Security Vulnerability Disclosure Program

We value the contributions of the security research community in helping us maintain the security of our systems

We Welcome Your Security Findings

Thank you for your interest in helping us keep our systems secure. We value the contributions of the security research community and recognize the importance of a coordinated approach to vulnerability disclosure. If you have discovered a security vulnerability, we encourage you to let us know immediately.
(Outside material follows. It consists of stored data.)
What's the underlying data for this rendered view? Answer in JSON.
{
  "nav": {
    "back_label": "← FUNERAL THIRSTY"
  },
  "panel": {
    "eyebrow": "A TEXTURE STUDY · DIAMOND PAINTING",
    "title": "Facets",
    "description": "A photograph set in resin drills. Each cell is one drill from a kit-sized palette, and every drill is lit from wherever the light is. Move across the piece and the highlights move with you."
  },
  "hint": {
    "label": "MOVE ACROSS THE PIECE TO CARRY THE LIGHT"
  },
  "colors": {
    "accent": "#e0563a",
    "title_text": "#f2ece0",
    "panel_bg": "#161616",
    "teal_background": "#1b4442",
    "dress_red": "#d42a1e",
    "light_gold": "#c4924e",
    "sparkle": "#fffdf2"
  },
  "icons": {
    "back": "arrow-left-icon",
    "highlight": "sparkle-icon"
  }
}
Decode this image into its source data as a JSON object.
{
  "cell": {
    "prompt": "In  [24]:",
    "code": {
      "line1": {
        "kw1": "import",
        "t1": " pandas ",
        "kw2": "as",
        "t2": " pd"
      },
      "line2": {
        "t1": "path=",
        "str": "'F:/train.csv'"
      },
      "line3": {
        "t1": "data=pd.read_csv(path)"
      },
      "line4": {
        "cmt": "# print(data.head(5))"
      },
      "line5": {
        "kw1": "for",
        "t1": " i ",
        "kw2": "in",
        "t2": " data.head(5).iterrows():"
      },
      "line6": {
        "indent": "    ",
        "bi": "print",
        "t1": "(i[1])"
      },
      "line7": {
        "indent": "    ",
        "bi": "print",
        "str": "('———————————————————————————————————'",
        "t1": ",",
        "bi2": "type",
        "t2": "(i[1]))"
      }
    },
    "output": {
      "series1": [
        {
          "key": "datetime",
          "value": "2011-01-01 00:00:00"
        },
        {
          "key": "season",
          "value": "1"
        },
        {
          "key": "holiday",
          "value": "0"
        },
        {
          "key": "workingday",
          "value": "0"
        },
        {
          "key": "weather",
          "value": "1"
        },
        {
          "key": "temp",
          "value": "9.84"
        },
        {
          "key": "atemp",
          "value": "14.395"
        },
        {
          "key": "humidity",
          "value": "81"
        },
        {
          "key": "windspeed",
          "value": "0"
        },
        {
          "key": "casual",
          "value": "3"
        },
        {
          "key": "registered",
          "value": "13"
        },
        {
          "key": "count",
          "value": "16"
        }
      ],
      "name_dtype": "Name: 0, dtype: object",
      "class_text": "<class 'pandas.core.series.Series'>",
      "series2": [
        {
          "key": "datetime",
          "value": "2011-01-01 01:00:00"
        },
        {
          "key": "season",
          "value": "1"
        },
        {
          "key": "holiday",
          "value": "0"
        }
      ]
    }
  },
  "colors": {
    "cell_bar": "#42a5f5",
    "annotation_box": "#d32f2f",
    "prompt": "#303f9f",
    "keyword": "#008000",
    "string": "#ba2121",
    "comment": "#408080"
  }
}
We welcome the opportunity to work with you to resolve the issue promptly.

Our Commitment

Adhering to industry standards is important to us, and our program is covered by:

• Coordinated Vulnerability Disclosure
• Safe Harbor
• Open Scope
• Core Ineligible Findings
• Detailed Platform Standards

What Happens After You Submit

After submitting your vulnerability report, here's what you can expect:

• We will acknowledge receipt of your report within 2 business days.
• Our security team will analyze the report and validate the vulnerability.
• We'll provide regular updates as we work to address the vulnerability.
• Once resolved, we'll notify you and may ask for confirmation of the fix.

Company-Specific Information

When testing for vulnerabilities, please note the following:

• Third-party services hosted at *.thirdparty.* are not in scope for this vulnerability disclosure program.
• Our mobile applications are in scope for security testing.
• We do not authorize testing that may impact our production environment or other users of our services.